- Genre: Drama
- Created by: T. G. Thiyagarajan
- Written by: Dialogue Rajesh Khanna
- Screenplay by: G.Radhakrishnan
- Directed by: Muthukumarasamy
- Starring: Indhu Chowdhary; Jay Srinivasa Kumar;
- Theme music composer: Ajesh
- Opening theme: "Poove Kathai Pesalama" Saindhavi (Vocals), Snehan (Lyrics)
- Country of origin: India
- Original language: Tamil
- No. of seasons: 1
- No. of episodes: 368

Production
- Producer: Selvi Thiyagarajan; G.Saravanan; ;
- Cinematography: C. Dhandapani
- Editor: Subash Bagavathiappan
- Camera setup: Multi-camera
- Running time: approx.20-22 minutes per episode
- Production company: Sathya Jyothi Films; Sun Entertainment; ;

Original release
- Network: Sun TV
- Release: 24 July 2023 – 10 October 2024

= Meena (2023 TV series) =

Indian television series

Meena is a 2023-2024 Indian Tamil-language television series, starring Indhu Chowdhary and Jay Srinivasa Kumar. The show is directed by Muthukumarasamy and produced by Selvi Thiyagarajan and G.Saravanan under the banner of Sathya Jyothi Films and Sun Entertainment.

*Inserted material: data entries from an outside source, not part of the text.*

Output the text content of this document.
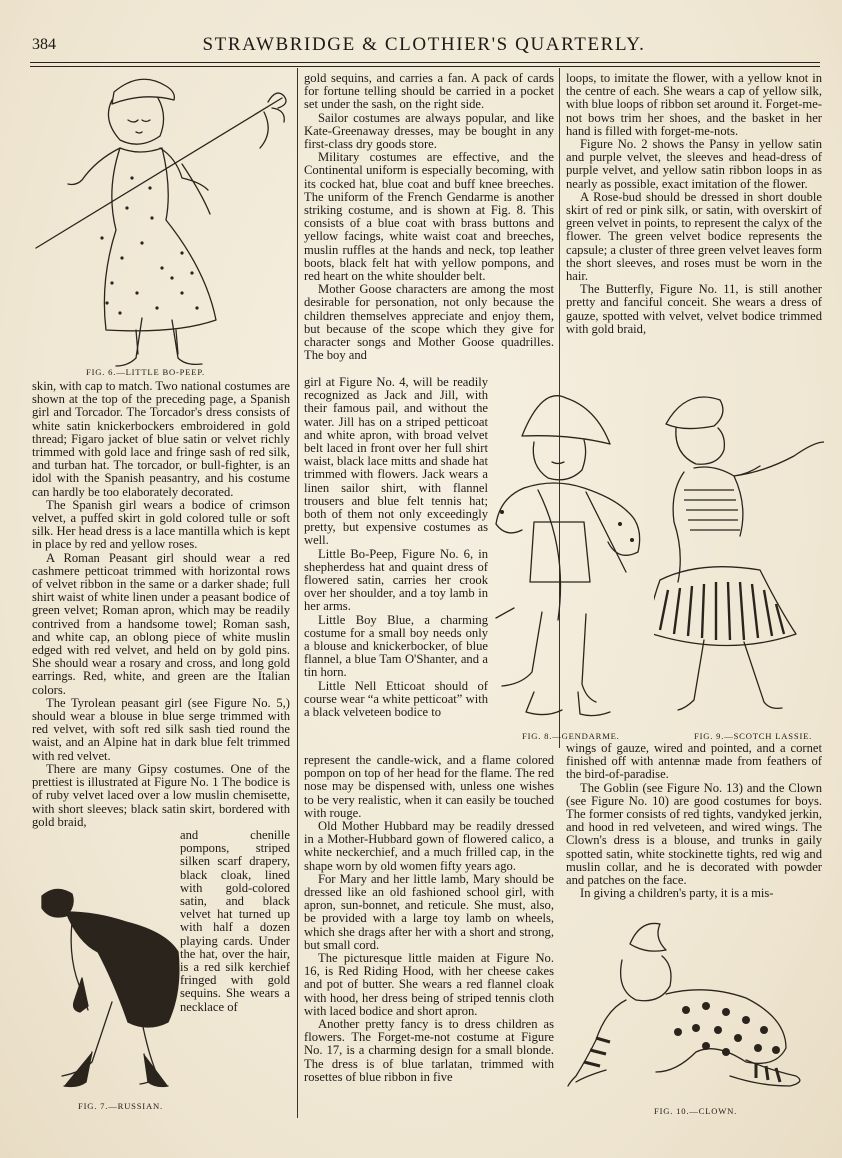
384	STRAWBRIDGE & CLOTHIER'S QUARTERLY.
FIG. 6.—LITTLE BO-PEEP.

skin, with cap to match. Two national costumes are shown at the top of the preceding page, a Spanish girl and Torcador. The Torcador's dress consists of white satin knickerbockers embroidered in gold thread; Figaro jacket of blue satin or velvet richly trimmed with gold lace and fringe sash of red silk, and turban hat. The torcador, or bull-fighter, is an idol with the Spanish peasantry, and his costume can hardly be too elaborately decorated.

The Spanish girl wears a bodice of crimson velvet, a puffed skirt in gold colored tulle or soft silk. Her head dress is a lace mantilla which is kept in place by red and yellow roses.

A Roman Peasant girl should wear a red cashmere petticoat trimmed with horizontal rows of velvet ribbon in the same or a darker shade; full shirt waist of white linen under a peasant bodice of green velvet; Roman apron, which may be readily contrived from a handsome towel; Roman sash, and white cap, an oblong piece of white muslin edged with red velvet, and held on by gold pins. She should wear a rosary and cross, and long gold earrings. Red, white, and green are the Italian colors.

The Tyrolean peasant girl (see Figure No. 5,) should wear a blouse in blue serge trimmed with red velvet, with soft red silk sash tied round the waist, and an Alpine hat in dark blue felt trimmed with red velvet.

There are many Gipsy costumes. One of the prettiest is illustrated at Figure No. 1 The bodice is of ruby velvet laced over a low muslin chemisette, with short sleeves; black satin skirt, bordered with gold braid,

and chenille pompons, striped silken scarf drapery, black cloak, lined with gold-colored satin, and black velvet hat turned up with half a dozen playing cards. Under the hat, over the hair, is a red silk kerchief fringed with gold sequins. She wears a necklace of

FIG. 7.—RUSSIAN.

gold sequins, and carries a fan. A pack of cards for fortune telling should be carried in a pocket set under the sash, on the right side.

Sailor costumes are always popular, and like Kate-Greenaway dresses, may be bought in any first-class dry goods store.

Military costumes are effective, and the Continental uniform is especially becoming, with its cocked hat, blue coat and buff knee breeches. The uniform of the French Gendarme is another striking costume, and is shown at Fig. 8. This consists of a blue coat with brass buttons and yellow facings, white waist coat and breeches, muslin ruffles at the hands and neck, top leather boots, black felt hat with yellow pompons, and red heart on the white shoulder belt.

Mother Goose characters are among the most desirable for personation, not only because the children themselves appreciate and enjoy them, but because of the scope which they give for character songs and Mother Goose quadrilles. The boy and

girl at Figure No. 4, will be readily recognized as Jack and Jill, with their famous pail, and without the water. Jill has on a striped petticoat and white apron, with broad velvet belt laced in front over her full shirt waist, black lace mitts and shade hat trimmed with flowers. Jack wears a linen sailor shirt, with flannel trousers and blue felt tennis hat; both of them not only exceedingly pretty, but expensive costumes as well.

Little Bo-Peep, Figure No. 6, in shepherdess hat and quaint dress of flowered satin, carries her crook over her shoulder, and a toy lamb in her arms.

Little Boy Blue, a charming costume for a small boy needs only a blouse and knickerbocker, of blue flannel, a blue Tam O'Shanter, and a tin horn.

Little Nell Etticoat should of course wear “a white petticoat” with a black velveteen bodice to

represent the candle-wick, and a flame colored pompon on top of her head for the flame. The red nose may be dispensed with, unless one wishes to be very realistic, when it can easily be touched with rouge.

Old Mother Hubbard may be readily dressed in a Mother-Hubbard gown of flowered calico, a white neckerchief, and a much frilled cap, in the shape worn by old women fifty years ago.

For Mary and her little lamb, Mary should be dressed like an old fashioned school girl, with apron, sun-bonnet, and reticule. She must, also, be provided with a large toy lamb on wheels, which she drags after her with a short and strong, but small cord.

The picturesque little maiden at Figure No. 16, is Red Riding Hood, with her cheese cakes and pot of butter. She wears a red flannel cloak with hood, her dress being of striped tennis cloth with laced bodice and short apron.

Another pretty fancy is to dress children as flowers. The Forget-me-not costume at Figure No. 17, is a charming design for a small blonde. The dress is of blue tarlatan, trimmed with rosettes of blue ribbon in five

FIG. 8.—GENDARME.	FIG. 9.—SCOTCH LASSIE.

loops, to imitate the flower, with a yellow knot in the centre of each. She wears a cap of yellow silk, with blue loops of ribbon set around it. Forget-me-not bows trim her shoes, and the basket in her hand is filled with forget-me-nots.

Figure No. 2 shows the Pansy in yellow satin and purple velvet, the sleeves and head-dress of purple velvet, and yellow satin ribbon loops in as nearly as possible, exact imitation of the flower.

A Rose-bud should be dressed in short double skirt of red or pink silk, or satin, with overskirt of green velvet in points, to represent the calyx of the flower. The green velvet bodice represents the capsule; a cluster of three green velvet leaves form the short sleeves, and roses must be worn in the hair.

The Butterfly, Figure No. 11, is still another pretty and fanciful conceit. She wears a dress of gauze, spotted with velvet, velvet bodice trimmed with gold braid,

wings of gauze, wired and pointed, and a cornet finished off with antennæ made from feathers of the bird-of-paradise.

The Goblin (see Figure No. 13) and the Clown (see Figure No. 10) are good costumes for boys. The former consists of red tights, vandyked jerkin, and hood in red velveteen, and wired wings. The Clown's dress is a blouse, and trunks in gaily spotted satin, white stockinette tights, red wig and muslin collar, and he is decorated with powder and patches on the face.

In giving a children's party, it is a mis-

FIG. 10.—CLOWN.
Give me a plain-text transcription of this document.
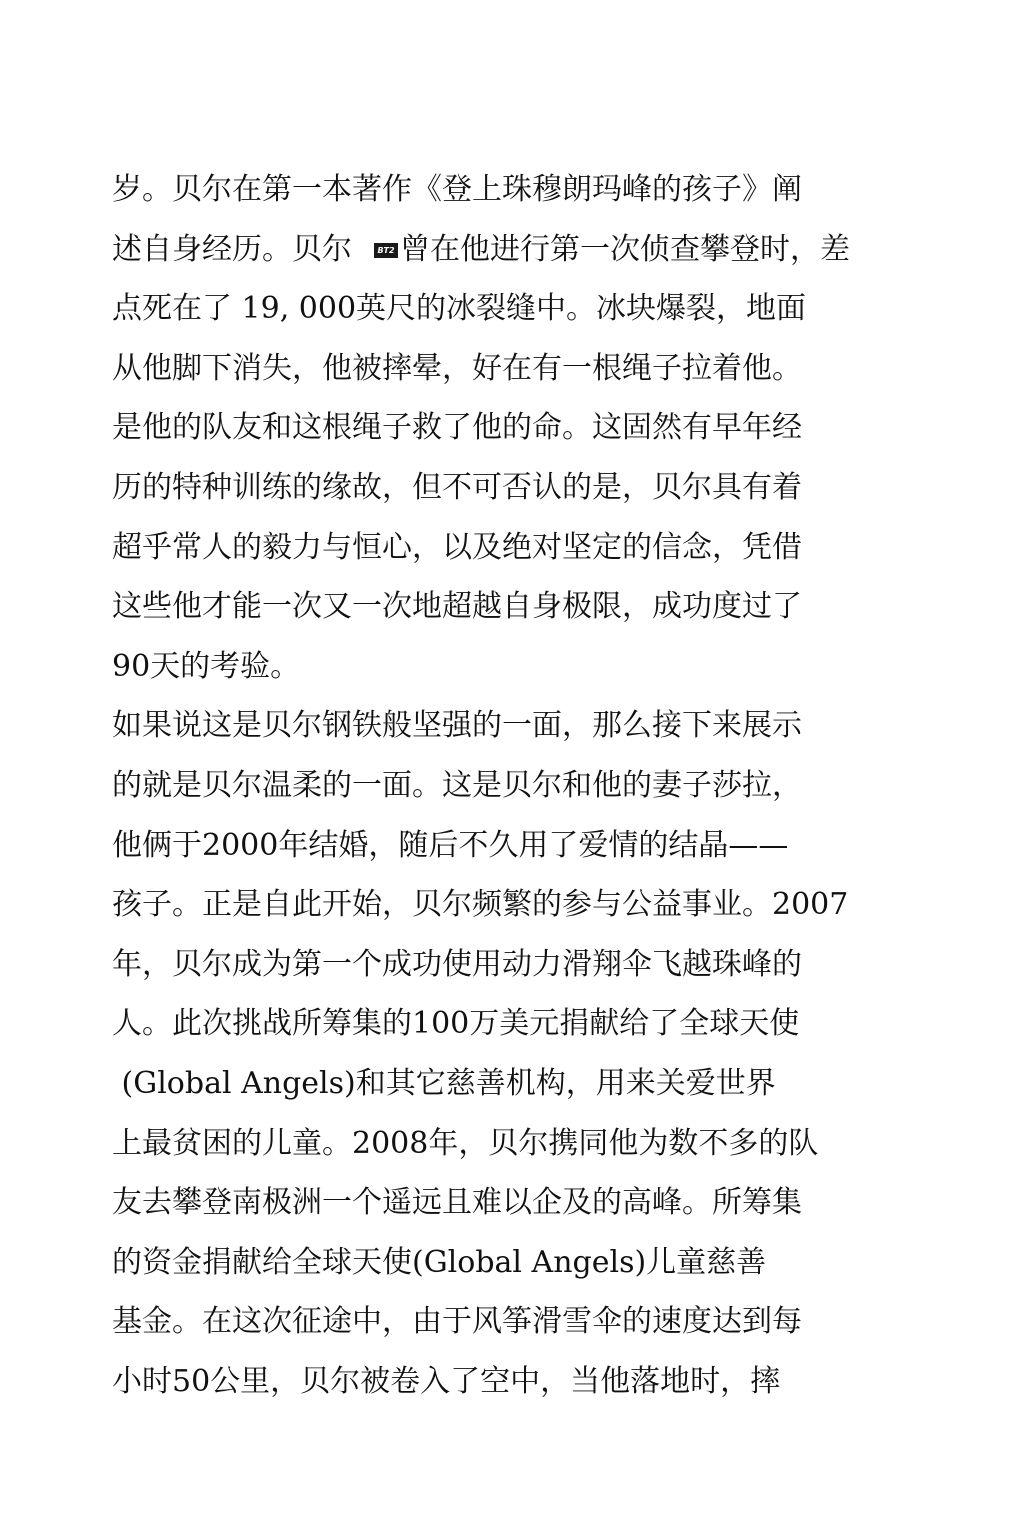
岁。贝尔在第一本著作《登上珠穆朗玛峰的孩子》阐
述自身经历。贝尔	BT2 曾在他进行第一次侦查攀登时，差
点死在了 19, 000英尺的冰裂缝中。冰块爆裂，地面
从他脚下消失，他被摔晕，好在有一根绳子拉着他。
是他的队友和这根绳子救了他的命。这固然有早年经
历的特种训练的缘故，但不可否认的是，贝尔具有着
超乎常人的毅力与恒心，以及绝对坚定的信念，凭借
这些他才能一次又一次地超越自身极限，成功度过了
90天的考验。
如果说这是贝尔钢铁般坚强的一面，那么接下来展示
的就是贝尔温柔的一面。这是贝尔和他的妻子莎拉，
他俩于2000年结婚，随后不久用了爱情的结晶——
孩子。正是自此开始，贝尔频繁的参与公益事业。2007
年，贝尔成为第一个成功使用动力滑翔伞飞越珠峰的
人。此次挑战所筹集的100万美元捐献给了全球天使
(Global Angels)和其它慈善机构，用来关爱世界
上最贫困的儿童。2008年，贝尔携同他为数不多的队
友去攀登南极洲一个遥远且难以企及的高峰。所筹集
的资金捐献给全球天使(Global Angels)儿童慈善
基金。在这次征途中，由于风筝滑雪伞的速度达到每
小时50公里，贝尔被卷入了空中，当他落地时，摔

It was premiered on 24 July 2023 aired on Sun TV from Monday to Saturday and ended with 368 episodes from 10 October 2024. It is also available on the digital platform Sun NXT.

==Cast==
===Main===
- Indhu Chowdhary as Meena Ram: A school teacher; Ram's wife (2023-2024)
- Jay Srinivasa Kumar as Ram Chidambaram: Chidambaram and Revathy's son; Meena's husband (2023-2024)

===Recurring===
- Abhishek Shankar as Sathyamoorthy: Chidambaram's arch-rival (2023-2024)
- Vignesh as Chidambaram: Sathyamoorthy's arch-rival (2023-2024)
- Sujatha Selvaraj as Subbulakshmi: Kasturi's mother (2023-2024)
- Vanadana Michel as Vedhanayagi, Chidambaram and Sathyamoorthy's arch-rival (2024)
- Kavyavarshini Arun as Anjali Gokul: Meena's arch-rival; Gokul's wife (2023-2024)
- Sonia Bose as Kasthuri: Sathyamoorthy's wife; Chidambaram's sister (2023-2024)
- Munish Raja as Gokul: Kasturi's brother; Anjali's husband (2023-2024)
- Bila Bose as Sukanya's husband, Divya's father
- S.Kumaran as Kumaran Sathyamoorthy: Sathyamoorthy's son (2023-2024)
- Harikrishnan as Ganesan Sathyamoorthy: Sathyamoorthy's son; Devi's husband (2023-2024)
- Minnal Deepa as Revathy: Chidambaram's wife (2023-2024)
- Ra. Sangeetha as Devi Ganesan: Chidambaram and Revathy's daughter (2023-2024)
- Kavitha Solairaja as Sukanya: Chidambaram's sister
- Kurinji Nathan as Paralogam (2023-2024)
- Dharani Hephziba as Divya: Sukanya 's husband; Sukanya's daughter
- C. Parthasarathy (2023)
- Thangamani (2023)

==Production==
===Development===
Initially produced under the working title Sabash Meena, Meena was produced by Selvi Thiyagarakan and G. Saravanana with the production company Sathya Jyothi Films. The first promo was released under the title Meena on 11 July 2023.

The concept of the show was originally based on Vikraman's 1996 film Poove Unakkaga.

===Casting===
Indhu Chowdhary and Jay Srinivasa Kumar were cast as the leads Meena and Ram Chidambaram. At the time of casting, Kumar had been participating in the television series Ilakkiya; Kumar would end up leaving his role there in order to join the Meena cast. Abhishek Shankar was cast as Sathyamoorthy, marking his return after Pudhu Pudhu Arthangal. Vignesh was cast as Chidambaram and Sonia played the role of Sathyamoorthy's wife.

===Release===
The show was broadcast on Sun TV starting on 24 July 2023 from Monday to Saturday.